Du musst auch beachten, wieviel Federweg ein Rahmen hat, je mehr Federweg vor allem hinten, desto mehr flachen die Winkel beim steil Hochfahren ab. Wenn dann ein Winkel bei einem 160mm Hinterbau optimal zum Hochfahren ist, darf bei derselben Kettenstrebenlänge der Winkel beim 100mm Hinterbau ein bis zwei Grad flacher sein, um eine ähnliche Schwerpunktlage ohne eine Änderung der Körperhaltung relativ zum Bike zu erreichen. Zudem ist, wie schon angesprochen, bei Racebikes auch die Traktion am Hinterrad ein Thema, da dort viel weniger griffige Reifen verwendet werden, die bei zu steilem Sitzwinkel und weniger Gewicht auf dem Hinterrad schneller durchdrehen.

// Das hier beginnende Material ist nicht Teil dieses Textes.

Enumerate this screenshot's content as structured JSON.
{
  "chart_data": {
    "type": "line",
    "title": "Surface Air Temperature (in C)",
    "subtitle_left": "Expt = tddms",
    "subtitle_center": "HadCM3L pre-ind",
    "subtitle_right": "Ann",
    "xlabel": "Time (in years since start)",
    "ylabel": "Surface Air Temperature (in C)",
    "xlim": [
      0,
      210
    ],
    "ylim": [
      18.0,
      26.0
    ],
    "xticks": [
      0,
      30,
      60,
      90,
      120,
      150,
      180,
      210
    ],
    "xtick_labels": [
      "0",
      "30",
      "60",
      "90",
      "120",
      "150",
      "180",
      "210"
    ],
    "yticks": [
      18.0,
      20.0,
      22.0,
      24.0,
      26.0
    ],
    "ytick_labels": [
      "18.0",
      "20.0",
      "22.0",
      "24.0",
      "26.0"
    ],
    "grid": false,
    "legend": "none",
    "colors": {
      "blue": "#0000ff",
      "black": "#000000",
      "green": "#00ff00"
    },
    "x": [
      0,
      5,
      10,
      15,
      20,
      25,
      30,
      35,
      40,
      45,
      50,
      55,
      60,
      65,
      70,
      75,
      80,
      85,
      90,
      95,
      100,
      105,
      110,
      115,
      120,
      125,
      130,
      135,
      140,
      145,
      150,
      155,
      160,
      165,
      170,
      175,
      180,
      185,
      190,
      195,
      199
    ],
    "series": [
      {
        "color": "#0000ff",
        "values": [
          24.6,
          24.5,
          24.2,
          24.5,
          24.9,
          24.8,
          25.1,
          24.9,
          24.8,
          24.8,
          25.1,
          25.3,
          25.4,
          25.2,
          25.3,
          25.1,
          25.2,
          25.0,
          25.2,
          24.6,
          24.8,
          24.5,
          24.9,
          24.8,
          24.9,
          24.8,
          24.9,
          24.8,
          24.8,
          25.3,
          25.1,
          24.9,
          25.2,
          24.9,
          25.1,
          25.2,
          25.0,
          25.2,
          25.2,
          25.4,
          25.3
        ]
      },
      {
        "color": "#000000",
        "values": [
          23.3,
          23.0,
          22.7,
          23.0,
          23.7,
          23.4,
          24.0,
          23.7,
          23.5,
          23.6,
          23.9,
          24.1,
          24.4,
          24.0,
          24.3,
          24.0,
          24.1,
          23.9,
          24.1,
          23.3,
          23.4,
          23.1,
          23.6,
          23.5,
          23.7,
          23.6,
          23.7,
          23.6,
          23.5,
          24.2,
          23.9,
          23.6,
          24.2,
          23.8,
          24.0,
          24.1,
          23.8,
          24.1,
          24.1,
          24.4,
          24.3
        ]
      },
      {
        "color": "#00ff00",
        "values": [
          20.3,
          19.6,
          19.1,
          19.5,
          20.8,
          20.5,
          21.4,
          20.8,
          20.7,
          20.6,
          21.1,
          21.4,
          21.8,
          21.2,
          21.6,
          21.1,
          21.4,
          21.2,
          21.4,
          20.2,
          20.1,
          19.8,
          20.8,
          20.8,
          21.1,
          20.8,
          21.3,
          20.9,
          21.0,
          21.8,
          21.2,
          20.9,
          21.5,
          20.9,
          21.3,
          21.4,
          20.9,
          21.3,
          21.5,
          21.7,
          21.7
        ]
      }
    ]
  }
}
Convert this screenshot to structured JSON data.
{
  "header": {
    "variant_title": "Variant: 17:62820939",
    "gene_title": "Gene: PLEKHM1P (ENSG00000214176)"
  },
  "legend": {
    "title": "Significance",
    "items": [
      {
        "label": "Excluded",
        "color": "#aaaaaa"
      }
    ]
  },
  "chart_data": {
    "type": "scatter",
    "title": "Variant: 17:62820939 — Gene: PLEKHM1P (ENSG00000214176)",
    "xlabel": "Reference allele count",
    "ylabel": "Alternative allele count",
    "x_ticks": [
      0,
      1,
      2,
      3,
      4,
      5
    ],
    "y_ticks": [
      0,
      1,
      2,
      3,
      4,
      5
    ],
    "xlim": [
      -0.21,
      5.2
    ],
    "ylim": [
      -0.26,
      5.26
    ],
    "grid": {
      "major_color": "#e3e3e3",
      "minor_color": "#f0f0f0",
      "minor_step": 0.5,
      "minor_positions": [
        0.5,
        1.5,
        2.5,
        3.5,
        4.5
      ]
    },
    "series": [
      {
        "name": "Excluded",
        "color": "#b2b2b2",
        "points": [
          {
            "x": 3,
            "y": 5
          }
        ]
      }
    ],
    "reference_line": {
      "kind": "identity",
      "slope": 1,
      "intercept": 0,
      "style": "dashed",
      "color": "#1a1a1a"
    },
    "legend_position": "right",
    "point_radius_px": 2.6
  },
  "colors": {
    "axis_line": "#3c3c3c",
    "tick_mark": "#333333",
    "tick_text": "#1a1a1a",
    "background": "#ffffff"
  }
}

Ich denke auch, dass die meisten Hersteller sich nicht trauen, ein Bike mit komplett unorthodoxer Geometrie auf den Markt zu bringen, aus Angst, dass es deswegen schlecht verkauft wird. Die meisten Hersteller sind in der heutigen kurzlebigen Zeit wohl auch damit beschäftigt, die neuen Modelle rechtzeitig halbwegs serienreif zu bekommen und nehmen sich keine Zeit für Experimente.
Welcher Entwickler bekommt vom Management schon freie Hand, Geld und Zeit zu investieren, um "verrückte" Ideen zu testen? Gerade in der heutigen Zeit, wo viele Hersteller mehr und mehr optimieren, um mit möglichst kleinem Aufwand möglichst grossen Gewinn zu machen.
Meist sind es dann sehr kleine oder kleine, eher unabhängige Hersteller, die sich an solche Experimente wagen, weil sie ihren Beruf aus Liebe ausüben und wirklich viel versuchen, um ein gutes Bike besser zu machen, auch mit dem Risiko, dass man halt manchmal Zeit und Geld investiert, "nur" um zu erfahren, was nicht gut ist - aber genau das macht die "Tüftler" besser: Auch unübliche Wege gehen, testen und Erfahrung daraus mitnehmen und in Zukunft darauf aufbauen.
Im Artikel steht: "Insbesondere im steilen Abschnitt waren die getretenen Watt bei gleichem Puls höher. Unabhängig ob die Fahrt mit der langen Kettenstrebe die erste oder die zweite Fahrt am selben Tag war."
Das zeigt für mich klar, dass es wirklich um die Gewichtsverlagerung auf dem Bike geht, um bei der steilen Steigung das Vorderrad am Boden halten zu können. Bei kurzer Kettenstrebe ist der Körperschwerpunkt ohne Gewichtsverlagerung relativ zum Bike schneller über der Hinterradachse als bei langer Kettenstrebe. Also muss man sich bei der kurzen Strebe nach vorne beugen, wenn man mit der langen Strebe noch enspannt und aufrechter treten kann. Mit der aufrechten Sitzposition ist die Atmung besser und es braucht weniger Arm - und Rumpfmuskulatur.
Erwartungshaltung spielt bei gemessener Herzfrequenz und gemessener Leistung wohl kaum eine Rolle. Dass man allenfalls grössere Kräfte mobilisiert durch die Erwartungshaltung, das kann ich nachvollziehen, aber das geht meiner Meinung nach dann auch mit höherer Herzfrequenz einher.
Je höher der Fahrerschwerpunkt (grosser Fahrer), desto eher wird sich eine Verlängerung der Kettenstrebe positiv bemerkbar machen, weil der höhere Schwerpunkt schneller hinter die Hinterradachse "kippt" bei steilen Auffahrten als der tiefe Körperschwerpunkt. Ich denke auch, dass es für jede Konfiguration eine kritische Steigung gibt, ab welcher der Schwerpunkt verlagert werden muss, um die Linie halten zu können - ab dieser Steigung wird dann die längere Kettenstrebe effizienter sein.